Jake flung the knife at it, sprang up, grabbed the gate's top horizontal bar, fought the taut knurl in his back with a scream of pain and hurled himself over the top. The concrete pavement jumped to meet him. Jake smacked down on his side, left hip and elbow cracking hard. Charlie had stayed and he grabbed Jake's head and saved it from hitting the ground. He stumbled too, ending up on his knees.

Roars exploded. Jake's hearing instantly switched to a high-pitched whine. Hot, stinking breath washed over them. Jake stared through the gate into red caves bladed with white knives. Two wet, furious monsters dripped hot blood and glared with hate so savage and furious that it turned Jake's bones to something more fragile than glass. They screamed deep-throated vengeance. Coarse whiskers brushed the gate and saliva dripped like white oil. It mixed with blood and became pink.
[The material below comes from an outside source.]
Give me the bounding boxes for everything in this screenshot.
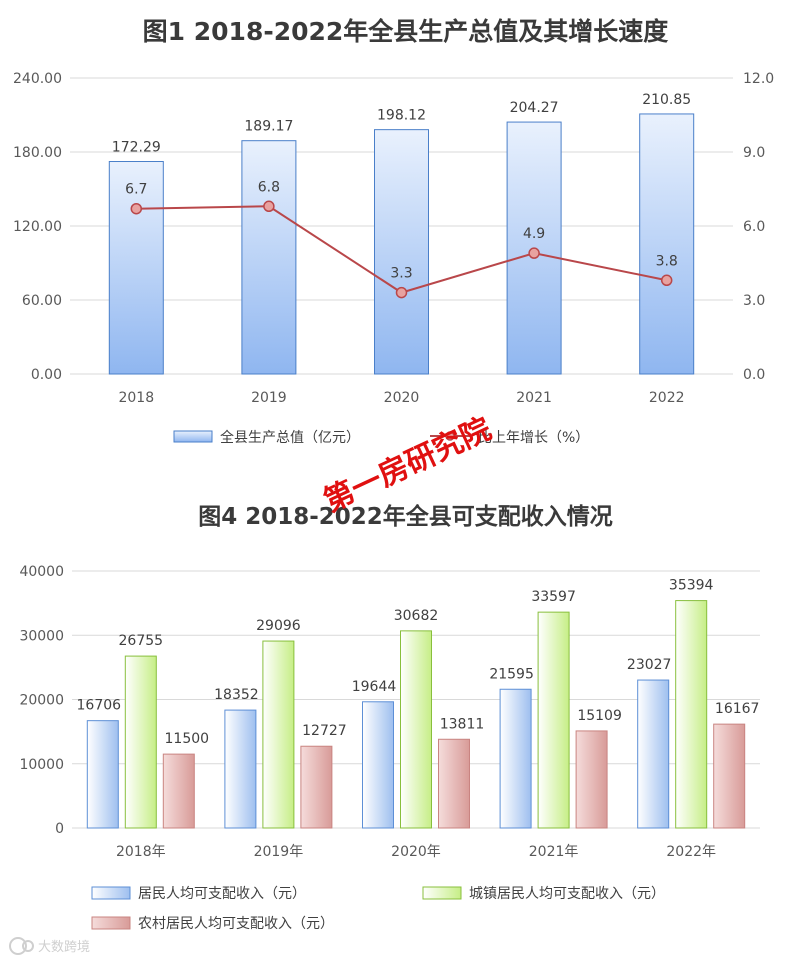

Jake became conscious as he'd never been at how vast his powerlessness was: it filled the world between the unforgiving concrete and the full moon in the sky.

He thought: We're dead.

But the Serbians came no closer.

One easy leap and the Serbs could savage them, but they stayed at the edge of Castor Hill Park, constrained by whatever instinct guided their unknowable minds. The smaller Serb headed away. The giant Serb sat on its haunches and studied Jake. Then it turned its attention to its paw and began to lick it. There was a sense of a reprieve.

Charlie tugged Jake's shirt. He'd turned away and looked only at the street, shoulders trembling. Jake hobbled to his feet and limped away with him.

#

Tiffany stood on the front stoop, the ajar door behind her. She ran to meet them, her face strained and white.

"What was roaring?" she asked. "What was that?"

"Big cats," Charlie said as they scrambled inside.

The door shut the night out. Jake's knee gave up and he dropped and took a clumsy seat in the foyer. His back felt twisted inside a rusted vise. A sleepy little girl in pink Adventure Time pyjamas watched him in surprise.

Tiffany fell to her knees and hugged Charlie, squeezing him to her. She kissed his cheek, followed by another tight hug. Charlie poked her to make her let go and she laughed through her tears.

"Don't ever do that again," she said. "Promise me."

"Okay."

Tiffany left Charlie, stooped next to Jake and wrapped her arms around his neck.

"Thank you," she said into his ear. "Thank you so much."

Jake closed his eyes. He could pick up the scent of Tiffany's tears, and her anxious sweat. Below that was very little. Every product Tiffany used was either lightly scented or unscented—deodorant, shampoo, conditioner, laundry detergent. She'd even changed her perfume.

Tiffany had done that out of consideration for him. In the world Jake inhabited, such kindness deserved repayment.